Broken Social Scene are a Toronto collective of 15 members (and counting) who are perhaps destined to forever exist in the shadow of fellow Canadians Arcade Fire.
Hug Of Thunder has been seven years in the making or, at least, it's been seven years since their last album, Forgiveness Rock Record.
The band's hiatus was abruptly broken by the shock of the Paris terrorist attack 2015. This was the impetus for the band to set aside differences, cast caution to the wind and reunite in what crew leader Kevin Drew calls "an embrace amongst the chaos".
Yet, although one track is called Protest Song, this album focuses more on the personal than the political.
There are celebratory anthems to nothing in particular led by Halfway Home and culminating with Mouth Guards Of The Apocalypse a "stop it now" song raging against the death of hope, the shit on the radio, the redundancy of poets and the dumbness of heroes.
The message of the latter sounds vaguely despairing with Drew snarling "I'm done, I'm done. I wanna kill all my friends" but you sort of know (or hope!) he means the opposite i.e. I'm not done - my friends matter.

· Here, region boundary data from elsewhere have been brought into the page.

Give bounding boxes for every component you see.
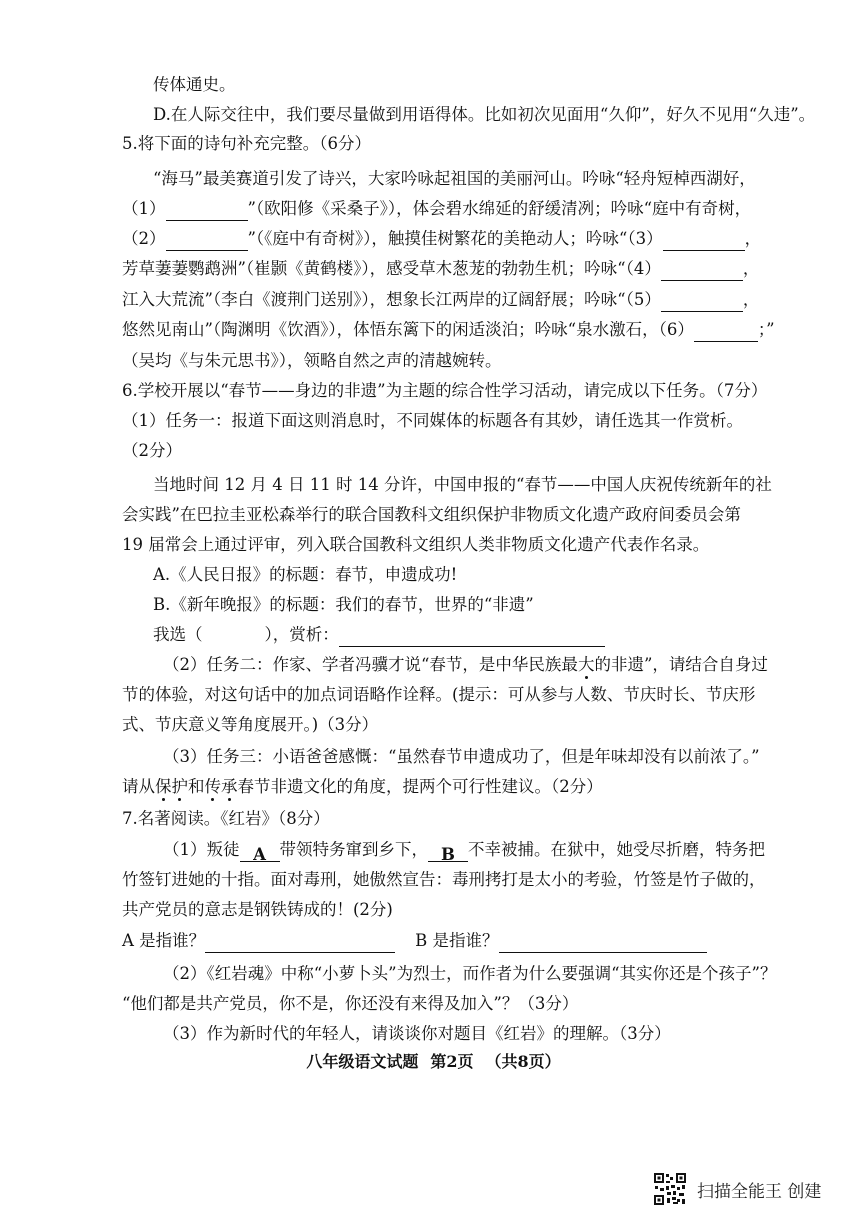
text-line: 节的体验，对这句话中的加点词语略作诠释。(提示：可从参与人数、节庆时长、节庆形	[122, 685, 756, 704]
watermark-label: 扫描全能王 创建	[697, 1182, 822, 1202]
answer-blank-a[interactable]	[205, 934, 395, 953]
blank-a: A	[240, 843, 280, 862]
text-fragment: 和	[188, 777, 205, 796]
dotted-word: 护	[171, 777, 188, 796]
question-6-title: 6.学校开展以“春节——身边的非遗”为主题的综合性学习活动，请完成以下任务。（7分）	[122, 381, 768, 400]
footer-total: （共8页）	[485, 1052, 561, 1071]
question-5-title: 5.将下面的诗句补充完整。（6分）	[122, 134, 371, 153]
dotted-word: 承	[221, 777, 238, 796]
blank-b: B	[428, 843, 468, 862]
dotted-word: 大	[577, 655, 595, 674]
text-line	[122, 929, 762, 953]
text-line: D.在人际交往中，我们要尽量做到用语得体。比如初次见面用“久仰”，好久不见用“久违”。	[153, 105, 816, 124]
text-fragment: ），赏析：	[264, 625, 339, 644]
text-line: （吴均《与朱元思书》），领略自然之声的清越婉转。	[122, 351, 502, 370]
answer-blank-2[interactable]	[166, 232, 248, 251]
page-footer	[0, 1049, 867, 1072]
footer-title: 八年级语文试题	[306, 1052, 419, 1071]
text-line	[122, 257, 762, 281]
blank-label: （1）	[122, 199, 166, 218]
news-paragraph: 19 届常会上通过评审，列入联合国教科文组织人类非物质文化遗产代表作名录。	[122, 535, 710, 554]
news-paragraph: 当地时间 12 月 4 日 11 时 14 分许，中国申报的“春节——中国人庆祝传统新年的社	[153, 475, 772, 494]
text-fragment: A 是指谁？	[122, 931, 206, 950]
text-fragment: 请从	[122, 777, 155, 796]
text-fragment: B 是指谁？	[415, 931, 499, 950]
option-a: A.《人民日报》的标题：春节，申遗成功!	[153, 565, 458, 584]
question-7-title: 7.名著阅读。《红岩》（8分）	[122, 809, 330, 828]
text-fragment: 的非遗”，请结合自身过	[594, 655, 768, 674]
text-fragment: 悠然见南山”（陶渊明《饮酒》），体悟东篱下的闲适淡泊；吟咏“泉水激石，（6）	[122, 320, 694, 339]
text-fragment: ，	[744, 229, 762, 248]
text-line: “海马”最美赛道引发了诗兴，大家吟咏起祖国的美丽河山。吟咏“轻舟短棹西湖好，	[153, 169, 756, 188]
text-line	[122, 227, 762, 251]
text-line: 式、节庆意义等角度展开。)（3分）	[122, 715, 379, 734]
blank-label: （2）	[122, 229, 166, 248]
text-line	[122, 775, 762, 799]
answer-blank-3[interactable]	[663, 232, 745, 251]
text-line: （2）《红岩魂》中称“小萝卜头”为烈士，而作者为什么要强调“其实你还是个孩子”？	[163, 964, 777, 983]
option-b: B.《新年晚报》的标题：我们的春节，世界的“非遗”	[153, 595, 534, 614]
answer-blank-1[interactable]	[166, 202, 248, 221]
text-fragment: ，	[742, 290, 760, 309]
answer-blank-b[interactable]	[499, 934, 707, 953]
text-line	[122, 318, 775, 342]
dotted-word: 保	[155, 777, 172, 796]
text-fragment: 我选（	[153, 625, 203, 644]
appreciation-blank[interactable]	[339, 628, 605, 647]
text-line: （2分）	[122, 441, 182, 460]
news-paragraph: 会实践”在巴拉圭亚松森举行的联合国教科文组织保护非物质文化遗产政府间委员会第	[122, 505, 741, 524]
text-line: “他们都是共产党员，你不是，你还没有来得及加入”？（3分）	[122, 994, 579, 1013]
task-1-prompt: （1）任务一：报道下面这则消息时，不同媒体的标题各有其妙，请任选其一作赏析。	[122, 411, 743, 430]
text-line: 传体通史。	[153, 75, 236, 94]
qr-code-icon	[653, 1172, 687, 1206]
answer-blank-4[interactable]	[661, 262, 743, 281]
text-line	[122, 197, 762, 221]
text-line	[153, 623, 793, 647]
footer-page: 第2页	[430, 1052, 474, 1071]
text-fragment: ；”	[757, 320, 775, 339]
text-fragment: （1）叛徒	[163, 840, 240, 859]
text-fragment: 带领特务窜到乡下，	[279, 840, 428, 859]
text-fragment: ”（欧阳修《采桑子》），体会碧水绵延的舒缓清冽；吟咏“庭中有奇树，	[247, 199, 752, 218]
text-line: 共产党员的意志是钢铁铸成的！(2分)	[122, 900, 393, 919]
text-line: 竹签钉进她的十指。面对毒刑，她傲然宣告：毒刑拷打是太小的考验，竹签是竹子做的，	[122, 870, 766, 889]
text-fragment: 芳草萋萋鹦鹉洲”（崔颢《黄鹤楼》），感受草木葱茏的勃勃生机；吟咏“（4）	[122, 259, 661, 278]
answer-blank-5[interactable]	[661, 293, 743, 312]
text-fragment: 春节非遗文化的角度，提两个可行性建议。（2分）	[237, 777, 603, 796]
text-fragment: ，	[742, 259, 760, 278]
text-fragment: ”（《庭中有奇树》），触摸佳树繁花的美艳动人；吟咏“（3）	[247, 229, 663, 248]
text-fragment: 不幸被捕。在狱中，她受尽折磨，特务把	[468, 840, 765, 859]
text-line	[163, 838, 803, 862]
task-3-prompt: （3）任务三：小语爸爸感慨：“虽然春节申遗成功了，但是年味却没有以前浓了。”	[163, 747, 760, 766]
text-fragment: （2）任务二：作家、学者冯骥才说“春节，是中华民族最	[163, 655, 578, 674]
task-2-prompt	[163, 653, 803, 677]
text-line	[122, 288, 762, 312]
text-line: （3）作为新时代的年轻人，请谈谈你对题目《红岩》的理解。（3分）	[163, 1024, 671, 1043]
answer-blank-6[interactable]	[694, 323, 758, 342]
dotted-word: 传	[204, 777, 221, 796]
text-fragment: 江入大荒流”（李白《渡荆门送别》），想象长江两岸的辽阔舒展；吟咏“（5）	[122, 290, 661, 309]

Such lyrical ambiguity frequently borders on the surreal. Make what you will of lines like "You wanna be the size of your sex, You wanna be the size of your mess" on Vanity Pail Kids.
Emily Haines and Ariel Engle chip in with female vocals while on the title track Feist sings lead vocals with the band for the first time since their self-titled album from 2005. In this she summons up the ghosts of Syd Barrett and Jeff Buckley for some bizarre cut'n'paste wordplay ("Oxymoron of our lives" anybody?).
Less obscure, and more optimistic, are tunes like Stay Happy and Gonna Get Better, tracks that are more pop orientated.
Overall, this is a flawed yet strident 'we're still standing' record in which the communal energy offers a spirited, if confused, response to confusing times.